Notes. PQL=Penalized Quasi-Likelihood; ML-AQ= Maximum Likelihood with Adaptive Quadrature. Situations under which ML with adaptive quadrature or PQL perform similarly are denoted “PQL, MLAQ.” The selection of an estimator in these conditions should depend on the investigator's focus (fixed effects versus variance components) or other factors (such as computational speed or the desire to perform nested model comparisons). Situations under which PQL performs consistently better are denoted “PQL” and situations under which ML-AQ performs consistently better are denoted “ML-AQ.” Even in these conditions, however, the magnitude of performance differences is not always large. Consult Figures 2-7 and Tables 3-6 for more detailed information on estimator differences.
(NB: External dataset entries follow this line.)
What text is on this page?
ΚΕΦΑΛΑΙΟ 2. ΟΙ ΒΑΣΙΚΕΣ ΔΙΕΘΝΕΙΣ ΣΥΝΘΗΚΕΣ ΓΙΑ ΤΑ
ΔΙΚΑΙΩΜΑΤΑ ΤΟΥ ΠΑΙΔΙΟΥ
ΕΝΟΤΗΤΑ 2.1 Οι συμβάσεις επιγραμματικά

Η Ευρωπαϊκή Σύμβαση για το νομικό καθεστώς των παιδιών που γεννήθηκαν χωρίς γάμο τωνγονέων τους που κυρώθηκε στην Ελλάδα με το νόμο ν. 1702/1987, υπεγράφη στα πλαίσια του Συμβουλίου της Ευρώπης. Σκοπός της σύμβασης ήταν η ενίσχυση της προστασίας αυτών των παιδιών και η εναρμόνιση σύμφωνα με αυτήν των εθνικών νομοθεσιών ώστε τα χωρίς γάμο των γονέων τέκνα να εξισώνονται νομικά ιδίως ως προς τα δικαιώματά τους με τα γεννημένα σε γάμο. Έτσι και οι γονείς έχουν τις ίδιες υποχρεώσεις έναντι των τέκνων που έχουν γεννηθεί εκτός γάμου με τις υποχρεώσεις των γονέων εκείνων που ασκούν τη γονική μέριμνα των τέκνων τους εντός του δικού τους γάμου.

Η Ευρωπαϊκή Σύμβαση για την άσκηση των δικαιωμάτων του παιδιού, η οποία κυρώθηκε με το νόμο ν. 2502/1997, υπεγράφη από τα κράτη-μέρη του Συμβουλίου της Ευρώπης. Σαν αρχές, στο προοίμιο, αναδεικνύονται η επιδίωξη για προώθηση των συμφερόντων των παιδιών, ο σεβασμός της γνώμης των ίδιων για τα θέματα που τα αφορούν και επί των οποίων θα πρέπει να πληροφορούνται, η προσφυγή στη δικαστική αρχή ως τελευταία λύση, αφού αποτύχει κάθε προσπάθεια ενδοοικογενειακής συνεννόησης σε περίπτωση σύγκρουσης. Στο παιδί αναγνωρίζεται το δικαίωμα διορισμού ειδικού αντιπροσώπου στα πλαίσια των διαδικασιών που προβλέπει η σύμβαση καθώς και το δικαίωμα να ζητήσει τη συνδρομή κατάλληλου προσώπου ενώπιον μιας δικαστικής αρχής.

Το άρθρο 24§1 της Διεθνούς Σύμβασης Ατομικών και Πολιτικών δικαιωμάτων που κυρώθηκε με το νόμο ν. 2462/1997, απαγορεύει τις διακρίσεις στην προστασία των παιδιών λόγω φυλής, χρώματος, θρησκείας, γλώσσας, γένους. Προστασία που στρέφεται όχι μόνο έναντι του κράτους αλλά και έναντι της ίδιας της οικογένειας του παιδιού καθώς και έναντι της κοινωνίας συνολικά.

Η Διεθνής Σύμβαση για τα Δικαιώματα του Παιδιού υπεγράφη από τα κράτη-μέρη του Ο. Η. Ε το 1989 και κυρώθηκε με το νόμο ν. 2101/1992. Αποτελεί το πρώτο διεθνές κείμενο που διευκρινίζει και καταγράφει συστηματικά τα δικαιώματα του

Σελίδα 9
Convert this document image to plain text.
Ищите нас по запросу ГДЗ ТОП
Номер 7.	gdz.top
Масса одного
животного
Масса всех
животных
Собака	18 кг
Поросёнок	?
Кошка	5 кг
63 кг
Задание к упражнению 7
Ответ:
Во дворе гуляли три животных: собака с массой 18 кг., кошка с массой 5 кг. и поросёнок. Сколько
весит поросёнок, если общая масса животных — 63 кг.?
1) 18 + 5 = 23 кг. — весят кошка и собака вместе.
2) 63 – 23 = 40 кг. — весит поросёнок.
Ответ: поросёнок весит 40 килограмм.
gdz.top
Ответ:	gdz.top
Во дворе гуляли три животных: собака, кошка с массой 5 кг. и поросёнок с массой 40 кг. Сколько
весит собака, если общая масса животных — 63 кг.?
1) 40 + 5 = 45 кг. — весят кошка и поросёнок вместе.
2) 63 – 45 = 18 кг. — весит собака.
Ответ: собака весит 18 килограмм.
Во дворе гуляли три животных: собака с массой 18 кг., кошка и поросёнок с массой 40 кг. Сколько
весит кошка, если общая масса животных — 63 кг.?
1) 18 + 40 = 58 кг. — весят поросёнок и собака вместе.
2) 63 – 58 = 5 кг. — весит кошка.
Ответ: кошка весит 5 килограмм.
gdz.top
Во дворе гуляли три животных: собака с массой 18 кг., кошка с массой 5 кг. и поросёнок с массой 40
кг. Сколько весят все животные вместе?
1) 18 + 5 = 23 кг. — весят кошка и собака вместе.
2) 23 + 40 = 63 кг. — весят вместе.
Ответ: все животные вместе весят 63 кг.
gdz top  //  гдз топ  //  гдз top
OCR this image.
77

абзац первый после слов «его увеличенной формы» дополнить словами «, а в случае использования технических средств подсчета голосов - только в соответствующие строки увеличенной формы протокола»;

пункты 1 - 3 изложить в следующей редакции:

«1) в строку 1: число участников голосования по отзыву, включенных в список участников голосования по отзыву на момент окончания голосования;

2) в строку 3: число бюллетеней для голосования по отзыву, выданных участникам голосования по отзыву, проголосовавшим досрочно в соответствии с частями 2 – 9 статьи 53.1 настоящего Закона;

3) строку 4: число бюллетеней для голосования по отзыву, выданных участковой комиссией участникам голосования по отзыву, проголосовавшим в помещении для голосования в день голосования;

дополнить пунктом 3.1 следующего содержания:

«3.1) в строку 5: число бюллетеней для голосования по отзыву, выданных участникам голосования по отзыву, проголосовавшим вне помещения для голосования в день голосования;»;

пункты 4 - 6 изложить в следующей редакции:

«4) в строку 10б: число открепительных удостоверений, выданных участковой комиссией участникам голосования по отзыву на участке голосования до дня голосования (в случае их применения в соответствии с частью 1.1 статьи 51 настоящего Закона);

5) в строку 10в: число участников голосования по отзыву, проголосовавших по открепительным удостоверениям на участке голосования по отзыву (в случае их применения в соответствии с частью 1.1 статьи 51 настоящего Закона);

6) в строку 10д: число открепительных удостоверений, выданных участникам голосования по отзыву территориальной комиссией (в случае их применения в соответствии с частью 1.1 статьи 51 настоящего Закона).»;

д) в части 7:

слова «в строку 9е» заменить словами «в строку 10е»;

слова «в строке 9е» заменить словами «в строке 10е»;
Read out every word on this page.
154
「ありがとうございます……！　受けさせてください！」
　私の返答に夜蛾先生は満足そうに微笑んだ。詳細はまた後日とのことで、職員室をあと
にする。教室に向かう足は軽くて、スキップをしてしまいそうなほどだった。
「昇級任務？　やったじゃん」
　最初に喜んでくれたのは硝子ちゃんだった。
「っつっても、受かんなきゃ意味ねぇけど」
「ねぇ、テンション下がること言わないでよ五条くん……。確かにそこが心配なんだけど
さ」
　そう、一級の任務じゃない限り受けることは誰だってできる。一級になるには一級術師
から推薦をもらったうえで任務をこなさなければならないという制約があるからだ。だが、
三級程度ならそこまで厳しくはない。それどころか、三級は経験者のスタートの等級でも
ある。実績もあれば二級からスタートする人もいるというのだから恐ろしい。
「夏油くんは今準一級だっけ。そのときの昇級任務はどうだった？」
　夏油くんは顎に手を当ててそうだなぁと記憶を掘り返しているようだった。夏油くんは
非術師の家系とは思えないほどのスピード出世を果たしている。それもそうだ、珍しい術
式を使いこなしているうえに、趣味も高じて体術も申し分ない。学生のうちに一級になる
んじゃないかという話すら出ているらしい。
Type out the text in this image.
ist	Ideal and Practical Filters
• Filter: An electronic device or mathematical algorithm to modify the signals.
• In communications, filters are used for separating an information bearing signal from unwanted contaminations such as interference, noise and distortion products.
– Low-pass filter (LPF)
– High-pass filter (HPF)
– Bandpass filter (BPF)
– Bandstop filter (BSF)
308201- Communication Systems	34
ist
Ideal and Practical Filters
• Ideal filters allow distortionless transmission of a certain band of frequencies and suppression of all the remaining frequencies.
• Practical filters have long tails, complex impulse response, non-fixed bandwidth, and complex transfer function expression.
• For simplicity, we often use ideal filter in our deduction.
To see how Table 7 might be used in practice, we will consider two common situations. First, many samples of hierarchical data consist of a relatively small number of groups but a fairly large number of individuals in each group. For instance, a study might sample thirty students from each of thirty schools. In this instance, the variance components are likely to be on the smaller side, and PQL can be expected to perform as well or better than ML regardless of the number of categories of the outcome. Second, many experience sampling studies include a modest number of participants, say 25-50, but many repeated measures per person. Experience suggests that variance components are often sizeable in such studies. If our outcome is binary, we might choose ML due to the higher bias of PQL (despite similar MSE). Alternatively, if our outcome is a 5-level ordinal variable then PQL becomes a more attractive option: the bias of PQL will then be within tolerable levels and PQL will have lower MSE than ML. One additional factor that might tip the balance in favor of PQL is that PQL easily incorporates serial correlation structures for the residuals at level 1, and serial correlation is often present with experience sampling data.

In conclusion, although further research on the estimation of multilevel models with ordinal data is warranted, it is our hope that the results of the present study can help analysts to make better-informed choices when fitting multilevel models to ordinal outcomes.